Pavlus Sevinç Getirici Haber'i "baştan başa" yaymıştı. Deyimin aslı "Sevinç Getirici Haber'i doldurdum, ya da yerine getirdim" anlamındadır. Pavlus her gittiği bölgede Sevinç Getirici Haber'i yaydı, imanlılar topluluklarını kurdu. O inanlılar da gittikleri çevre kentlere Haber'i yaydı ve sonucunda başka topluluklar da kuruldu. Her eyalette Sevinç Getirici Haber duyuruldu. Pavlus Sevinç Getirici Haber'i her bireye duyurmadıysa da onun çalışması yüzünden Sevinç Getirici Haber her bireyin bulunduğu bölgeye ulaştı.
Pavlus'un Sevinç Getirici Haber'i yaydığı yerleri seçmek için temel tuttuğu ilke "başka birinin attığı temel üzerine yapı kurmamaktı" (ayet 20).Başka habercilerin işine karışmak istemiyordu Pavlus. "Bu nedenle Mesih adının bilinmediği yerlerde Sevinç Getirici Haber'i yaymayı onura bağlılık konusu" saydı. Mesih'in çağrısını yerine getirmek istiyordu. Pavlus bunu büyük şeref sayıyordu.

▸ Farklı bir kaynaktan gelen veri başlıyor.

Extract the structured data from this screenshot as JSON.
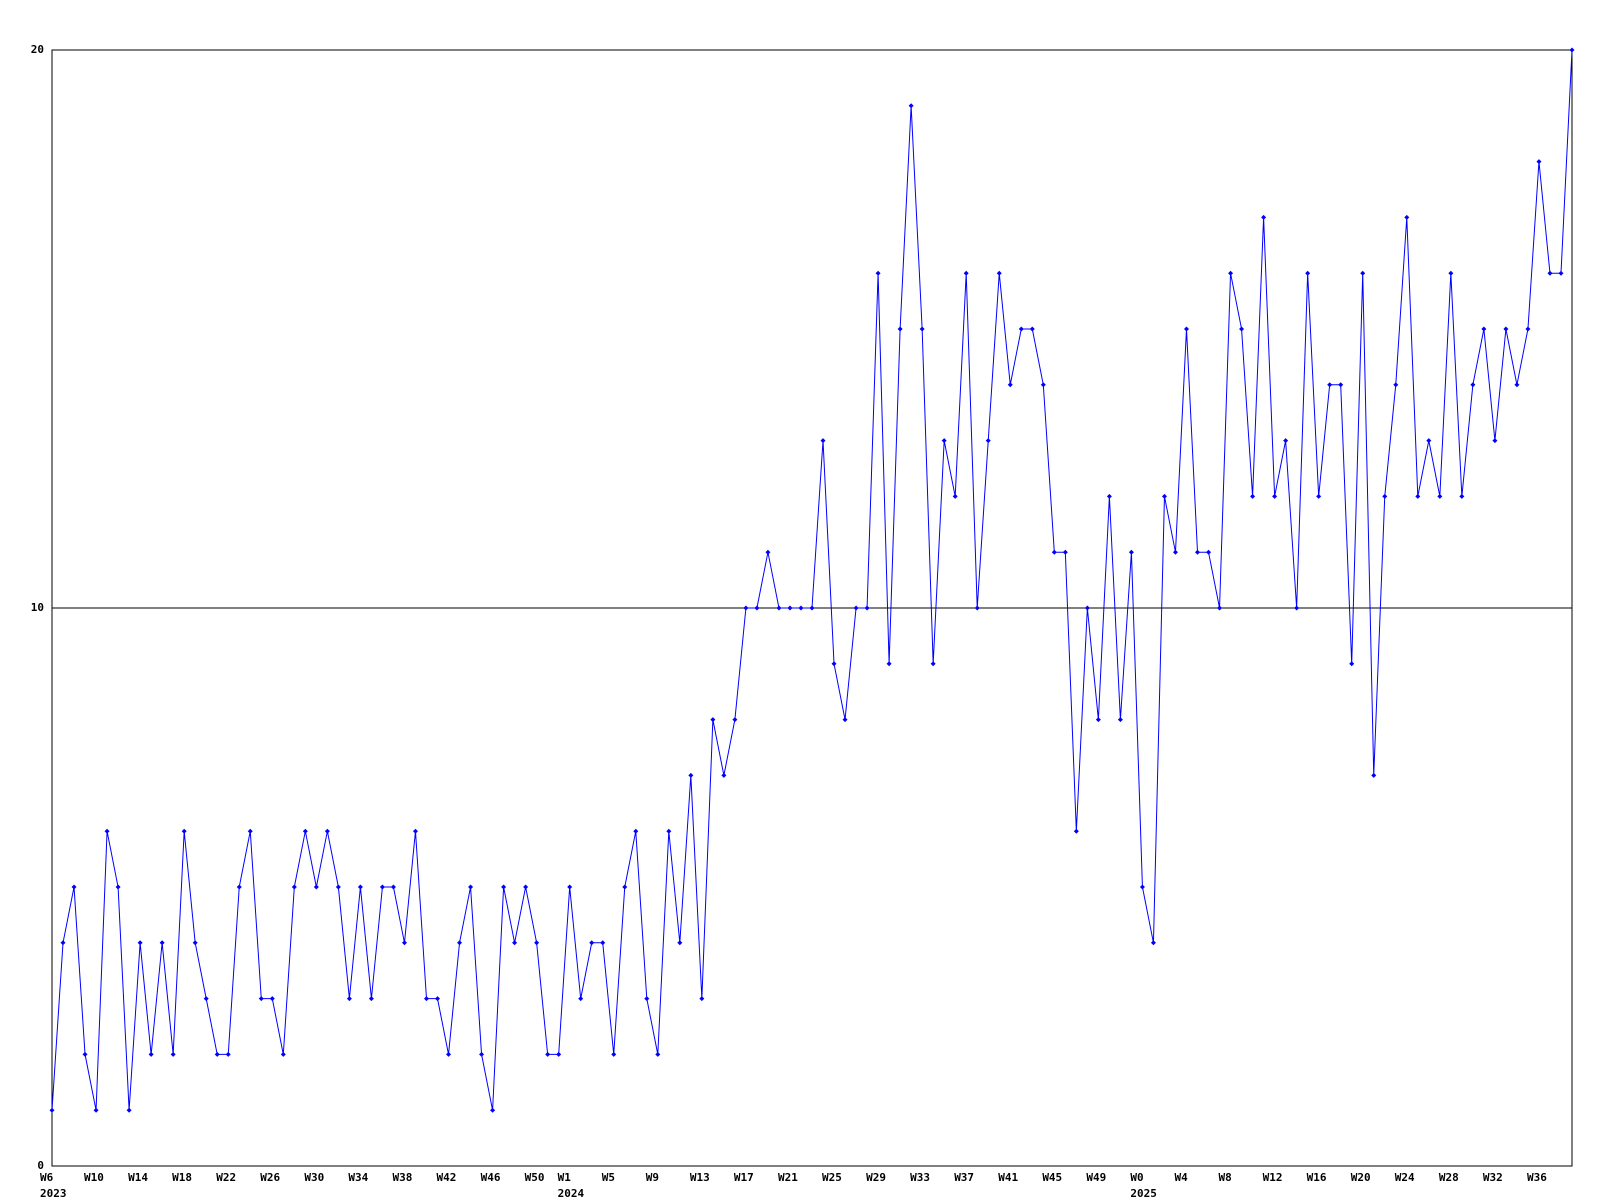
{
  "chart_data": {
    "type": "line",
    "categories": [
      "W6",
      null,
      null,
      null,
      "W10",
      null,
      null,
      null,
      "W14",
      null,
      null,
      null,
      "W18",
      null,
      null,
      null,
      "W22",
      null,
      null,
      null,
      "W26",
      null,
      null,
      null,
      "W30",
      null,
      null,
      null,
      "W34",
      null,
      null,
      null,
      "W38",
      null,
      null,
      null,
      "W42",
      null,
      null,
      null,
      "W46",
      null,
      null,
      null,
      "W50",
      null,
      null,
      "W1",
      null,
      null,
      null,
      "W5",
      null,
      null,
      null,
      "W9",
      null,
      null,
      null,
      "W13",
      null,
      null,
      null,
      "W17",
      null,
      null,
      null,
      "W21",
      null,
      null,
      null,
      "W25",
      null,
      null,
      null,
      "W29",
      null,
      null,
      null,
      "W33",
      null,
      null,
      null,
      "W37",
      null,
      null,
      null,
      "W41",
      null,
      null,
      null,
      "W45",
      null,
      null,
      null,
      "W49",
      null,
      null,
      null,
      "W0",
      null,
      null,
      null,
      "W4",
      null,
      null,
      null,
      "W8",
      null,
      null,
      null,
      "W12",
      null,
      null,
      null,
      "W16",
      null,
      null,
      null,
      "W20",
      null,
      null,
      null,
      "W24",
      null,
      null,
      null,
      "W28",
      null,
      null,
      null,
      "W32",
      null,
      null,
      null,
      "W36",
      null,
      null,
      null
    ],
    "category_years": [
      "2023",
      null,
      null,
      null,
      null,
      null,
      null,
      null,
      null,
      null,
      null,
      null,
      null,
      null,
      null,
      null,
      null,
      null,
      null,
      null,
      null,
      null,
      null,
      null,
      null,
      null,
      null,
      null,
      null,
      null,
      null,
      null,
      null,
      null,
      null,
      null,
      null,
      null,
      null,
      null,
      null,
      null,
      null,
      null,
      null,
      null,
      null,
      "2024",
      null,
      null,
      null,
      null,
      null,
      null,
      null,
      null,
      null,
      null,
      null,
      null,
      null,
      null,
      null,
      null,
      null,
      null,
      null,
      null,
      null,
      null,
      null,
      null,
      null,
      null,
      null,
      null,
      null,
      null,
      null,
      null,
      null,
      null,
      null,
      null,
      null,
      null,
      null,
      null,
      null,
      null,
      null,
      null,
      null,
      null,
      null,
      null,
      null,
      null,
      null,
      "2025",
      null,
      null,
      null,
      null,
      null,
      null,
      null,
      null,
      null,
      null,
      null,
      null,
      null,
      null,
      null,
      null,
      null,
      null,
      null,
      null,
      null,
      null,
      null,
      null,
      null,
      null,
      null,
      null,
      null,
      null,
      null,
      null,
      null,
      null,
      null,
      null,
      null,
      null,
      null
    ],
    "series": [
      {
        "color": "#0000ff",
        "values": [
          1,
          4,
          5,
          2,
          1,
          6,
          5,
          1,
          4,
          2,
          4,
          2,
          6,
          4,
          3,
          2,
          2,
          5,
          6,
          3,
          3,
          2,
          5,
          6,
          5,
          6,
          5,
          3,
          5,
          3,
          5,
          5,
          4,
          6,
          3,
          3,
          2,
          4,
          5,
          2,
          1,
          5,
          4,
          5,
          4,
          2,
          2,
          5,
          3,
          4,
          4,
          2,
          5,
          6,
          3,
          2,
          6,
          4,
          7,
          3,
          8,
          7,
          8,
          10,
          10,
          11,
          10,
          10,
          10,
          10,
          13,
          9,
          8,
          10,
          10,
          16,
          9,
          15,
          19,
          15,
          9,
          13,
          12,
          16,
          10,
          13,
          16,
          14,
          15,
          15,
          14,
          11,
          11,
          6,
          10,
          8,
          12,
          8,
          11,
          5,
          4,
          12,
          11,
          15,
          11,
          11,
          10,
          16,
          15,
          12,
          17,
          12,
          13,
          10,
          16,
          12,
          14,
          14,
          9,
          16,
          7,
          12,
          14,
          17,
          12,
          13,
          12,
          16,
          12,
          14,
          15,
          13,
          15,
          14,
          15,
          18,
          16,
          16,
          20
        ]
      }
    ],
    "ylim": [
      0,
      20
    ],
    "yticks": [
      0,
      10,
      20
    ],
    "grid": true
  }
}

Pavlus ayrıca Kutsal Yazılar'da önceden böyle bir çalışmadan haber verildiğini belirtir (ayet 21).Pavlus bu konuda Yeşaya'nın peygamberlik sözünün Yunanca çevirisinden şu aktarmayı yapar: "O'ndan hiç bir haberi olmayanlar görecekler. O'na ilişkin bir şey duymamış olanlar anlayacaklar." (Yeşaya 52:15; Romalılar 15:21). Bu ayette sözü edilen kişi acı çeken Tanrı'nın Uşağı, Mesih'in ta kendisidir. Kendileri için acı çeken Mesih'e ilişkin hiçbir şey duymamış olanlar duyar duymaz ilgilenip anlayacaklardı. Bu da Pavlus'un deneyimiydi Yeruşalem'den İlirya'ya dek.